Coherently Driven Quantum Harmonic Oscillator Battery

Abstract: Quantum harmonic oscillator (QHO) battery models have been studied with significant importance in the recent past because these batteries are experimentally realizable and have high ergotropy and capacity to store more than one quanta of energy. QHO battery models are reinvestigated here to answer a set of fundamental questions: Do such models have any benefit? Is unbounded charging possible? Does the use of a catalyst system enhance the energy transfer to quantum batteries? These questions are answered both numerically and analytically by considering a model that allows a laser to shine on a QHO charger that interacts with a QHO battery. In contrast to some of the existing works, the obtained answers are mostly negative. Specifically, in the present work, the laser frequency is tuned with the frequency of the global charger-battery system, which is affected by the interaction between QHOs. It is reported that for a fixed laser field amplitude $\textit{F}$, the battery can store more energy when tuned with the frequency of the global charger-battery system compared to energy stored by tuning the laser frequency with local frequencies of the charger and battery.

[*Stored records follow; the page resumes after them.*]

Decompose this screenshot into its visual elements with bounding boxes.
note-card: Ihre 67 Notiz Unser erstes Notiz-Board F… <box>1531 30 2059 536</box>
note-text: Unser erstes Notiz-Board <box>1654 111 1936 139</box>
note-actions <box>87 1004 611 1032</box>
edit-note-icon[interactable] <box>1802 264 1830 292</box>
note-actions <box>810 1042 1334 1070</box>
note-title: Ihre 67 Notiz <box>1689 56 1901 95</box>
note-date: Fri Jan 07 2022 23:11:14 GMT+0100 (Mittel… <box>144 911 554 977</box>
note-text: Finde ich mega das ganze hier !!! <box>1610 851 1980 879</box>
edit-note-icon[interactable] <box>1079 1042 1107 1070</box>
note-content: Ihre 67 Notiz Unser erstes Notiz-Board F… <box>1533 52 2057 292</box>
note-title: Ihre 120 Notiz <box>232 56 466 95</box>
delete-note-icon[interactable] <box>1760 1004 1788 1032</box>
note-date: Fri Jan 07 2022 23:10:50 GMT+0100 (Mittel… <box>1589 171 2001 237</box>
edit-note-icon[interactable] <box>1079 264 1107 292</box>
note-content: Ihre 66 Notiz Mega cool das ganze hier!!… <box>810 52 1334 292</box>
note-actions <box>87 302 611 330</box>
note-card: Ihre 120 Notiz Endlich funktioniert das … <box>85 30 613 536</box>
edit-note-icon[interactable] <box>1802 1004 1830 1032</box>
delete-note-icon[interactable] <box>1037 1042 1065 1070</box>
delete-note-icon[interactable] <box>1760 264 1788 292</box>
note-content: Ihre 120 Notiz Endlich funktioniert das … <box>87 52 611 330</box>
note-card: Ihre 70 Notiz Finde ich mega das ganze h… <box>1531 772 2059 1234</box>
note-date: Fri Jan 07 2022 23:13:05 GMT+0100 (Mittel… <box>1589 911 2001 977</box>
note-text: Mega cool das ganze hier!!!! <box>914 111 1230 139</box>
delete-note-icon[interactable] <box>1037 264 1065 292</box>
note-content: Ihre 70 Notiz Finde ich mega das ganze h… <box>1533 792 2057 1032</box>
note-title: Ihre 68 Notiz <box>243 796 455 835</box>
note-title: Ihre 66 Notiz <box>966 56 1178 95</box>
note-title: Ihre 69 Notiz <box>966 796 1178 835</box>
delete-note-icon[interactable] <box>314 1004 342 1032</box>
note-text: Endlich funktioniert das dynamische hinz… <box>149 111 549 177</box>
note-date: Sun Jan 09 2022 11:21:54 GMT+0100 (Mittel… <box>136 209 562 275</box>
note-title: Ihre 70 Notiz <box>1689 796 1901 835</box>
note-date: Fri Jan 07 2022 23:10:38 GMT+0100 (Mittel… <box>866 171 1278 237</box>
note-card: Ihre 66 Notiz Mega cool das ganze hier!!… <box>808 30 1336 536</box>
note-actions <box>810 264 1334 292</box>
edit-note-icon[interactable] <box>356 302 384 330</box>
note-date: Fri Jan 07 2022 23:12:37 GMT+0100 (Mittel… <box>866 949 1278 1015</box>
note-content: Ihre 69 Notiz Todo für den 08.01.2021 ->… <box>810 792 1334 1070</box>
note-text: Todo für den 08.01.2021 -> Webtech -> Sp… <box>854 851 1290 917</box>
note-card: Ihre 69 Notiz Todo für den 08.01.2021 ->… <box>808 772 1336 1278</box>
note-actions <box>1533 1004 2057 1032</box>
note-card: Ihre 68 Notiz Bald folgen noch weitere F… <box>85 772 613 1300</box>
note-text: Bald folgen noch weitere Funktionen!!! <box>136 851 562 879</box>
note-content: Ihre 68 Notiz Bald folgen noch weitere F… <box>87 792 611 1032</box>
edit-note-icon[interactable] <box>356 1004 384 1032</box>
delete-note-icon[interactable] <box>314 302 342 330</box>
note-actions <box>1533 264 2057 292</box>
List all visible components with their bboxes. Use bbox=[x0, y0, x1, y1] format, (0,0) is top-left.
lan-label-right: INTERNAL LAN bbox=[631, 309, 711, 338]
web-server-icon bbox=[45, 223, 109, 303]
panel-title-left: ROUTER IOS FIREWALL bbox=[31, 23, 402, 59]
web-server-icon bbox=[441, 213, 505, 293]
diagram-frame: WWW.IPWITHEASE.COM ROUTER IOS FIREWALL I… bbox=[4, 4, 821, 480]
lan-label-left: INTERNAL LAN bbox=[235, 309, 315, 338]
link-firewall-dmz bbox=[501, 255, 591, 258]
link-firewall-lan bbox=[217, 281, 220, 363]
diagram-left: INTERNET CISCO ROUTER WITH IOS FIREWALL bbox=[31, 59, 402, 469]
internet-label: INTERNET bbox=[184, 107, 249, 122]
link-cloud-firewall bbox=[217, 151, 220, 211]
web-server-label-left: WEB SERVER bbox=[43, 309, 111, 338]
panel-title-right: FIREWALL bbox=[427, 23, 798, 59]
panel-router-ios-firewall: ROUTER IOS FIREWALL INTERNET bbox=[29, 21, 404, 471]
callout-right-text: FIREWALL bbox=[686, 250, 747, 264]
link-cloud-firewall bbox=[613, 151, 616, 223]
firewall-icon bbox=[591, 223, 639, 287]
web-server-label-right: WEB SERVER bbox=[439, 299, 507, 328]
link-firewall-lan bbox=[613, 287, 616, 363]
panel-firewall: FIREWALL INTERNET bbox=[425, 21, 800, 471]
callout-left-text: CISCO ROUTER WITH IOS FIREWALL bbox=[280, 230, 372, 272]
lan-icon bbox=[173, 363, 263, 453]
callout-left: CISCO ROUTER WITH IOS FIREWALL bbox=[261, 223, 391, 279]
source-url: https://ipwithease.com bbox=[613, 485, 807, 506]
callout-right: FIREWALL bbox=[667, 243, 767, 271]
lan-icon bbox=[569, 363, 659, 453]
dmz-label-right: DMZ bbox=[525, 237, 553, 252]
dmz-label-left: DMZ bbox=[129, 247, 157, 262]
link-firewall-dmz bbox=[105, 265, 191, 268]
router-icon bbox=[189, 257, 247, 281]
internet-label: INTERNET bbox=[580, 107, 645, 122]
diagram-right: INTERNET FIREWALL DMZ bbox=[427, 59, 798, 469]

The charging process of the open QHO, which is a simplified model, and the self-discharging (dissipation) process after switching off the laser field are also investigated to reveal that the charging process of QHO in the simplified model is faster than the charging process of the catalytic (non-catalytic) battery. Further, it's observed that the self-discharging process is almost two times faster than the charging process which makes such models unstable against interaction with the environment.